Produits alimentaires importés : Une nouvelle procédure de certification en étude



Elle entend renforcerles besoins de traçabilité et de conformité. Il faut mettre un terme à l’incurie qui prévaut actuellement dans le domaine de l’importation des produits alimentaires avec l’entrée frauduleuse en territoire camerounais des marchandises à la qualité pas toujours sûre. La manifestation d’une telle volonté passe nécessairement par la mise en place d’une nouvelle procédure de certification en la matière.
A l’initiative de l’Agence de la norme et de la qualité (ANOR), représentants de différentes administrations publiques, opérateurs économiques de la filière et membres de la société civile se sont retrouvés hier à Yaoundé dans le but de définir la traçabilité, la conformité et les délais d’affranchissements des produits alimentaires qui entrent au Cameroun. A l’avenir, chaque opérateur de la filière devra s’assurer que sa marchandise est conforme au dispositif de métrologie contenu dans la norme, à l’échantillonnage et aux analyses définis par l’ANOR ou tout autre organisme agréé par cette dernière avant sa mise en consommation.
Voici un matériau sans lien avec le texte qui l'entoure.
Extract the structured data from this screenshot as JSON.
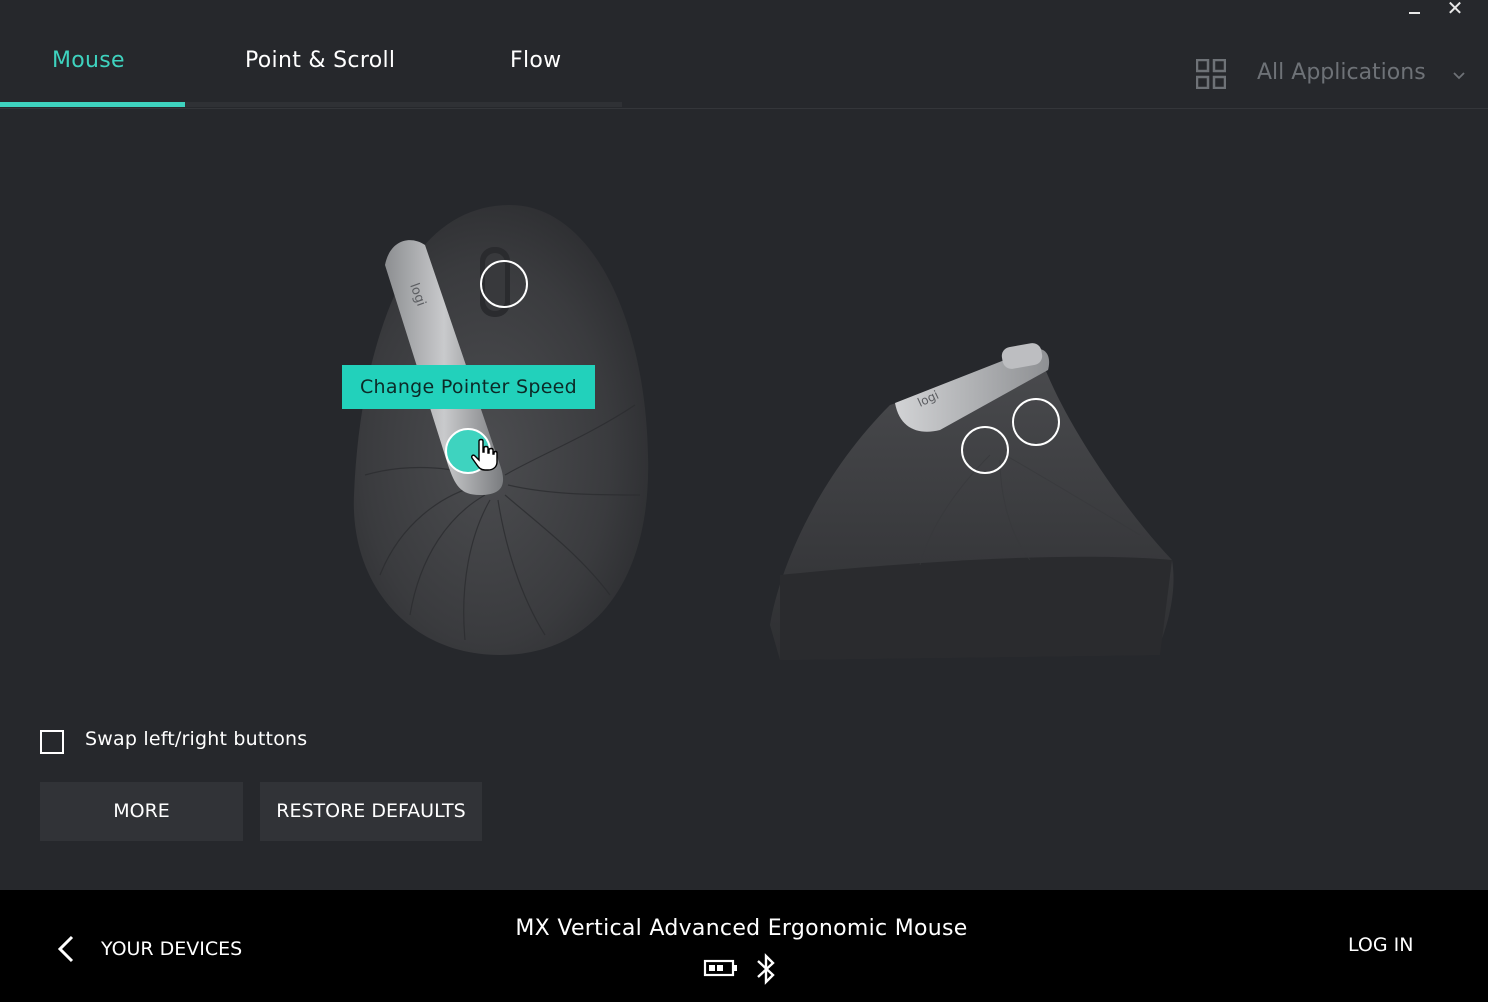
{
  "window": {
    "minimize_icon": "minimize-icon",
    "close_icon": "close-icon",
    "close_glyph": "✕"
  },
  "tabs": [
    {
      "label": "Mouse",
      "active": true
    },
    {
      "label": "Point & Scroll",
      "active": false
    },
    {
      "label": "Flow",
      "active": false
    }
  ],
  "app_selector": {
    "icon": "grid-icon",
    "label": "All Applications",
    "chevron": "chevron-down-icon"
  },
  "device_view": {
    "tooltip": "Change Pointer Speed",
    "hotspots": [
      "front-top-button",
      "front-pointer-speed-button",
      "side-back-button",
      "side-forward-button"
    ]
  },
  "options": {
    "swap_buttons_label": "Swap left/right buttons",
    "swap_buttons_checked": false,
    "more_label": "MORE",
    "restore_label": "RESTORE DEFAULTS"
  },
  "footer": {
    "back_label": "YOUR DEVICES",
    "device_name": "MX Vertical Advanced Ergonomic Mouse",
    "battery_icon": "battery-icon",
    "connection_icon": "bluetooth-icon",
    "login_label": "LOG IN"
  },
  "colors": {
    "accent": "#3ed3bf",
    "background": "#26282c",
    "footer": "#000000"
  }
}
Pour les participants, il est question de revoir la traçabilité des marchandises. Selon eux, le marché camerounais est inondé par de produits dont on ignore la provenance au grand dam de la santé des consommateurs. Tout comme bon nombre de ces produits ne sont pas consommés sur place dans leurs pays d’importations. Un autre problème est également lié au délai de délivrance de certificat de conformité. Beaucoup d’opérateurs trouvent que cette phase prend assez de temps plus qu’il n’en faut, du fait des analyses préalables à effectuer sur les produits. Ce qui fait que pour le dédouanement des marchandises, les dérogations qui sont souvent à la mode ne sont pas toujours bien utilisées. Ceci au grand désarroi des commerçants qui voient très souvent leurs marchandises retirées du marché par les services du ministère du Commerce pour non-conformité à la norme.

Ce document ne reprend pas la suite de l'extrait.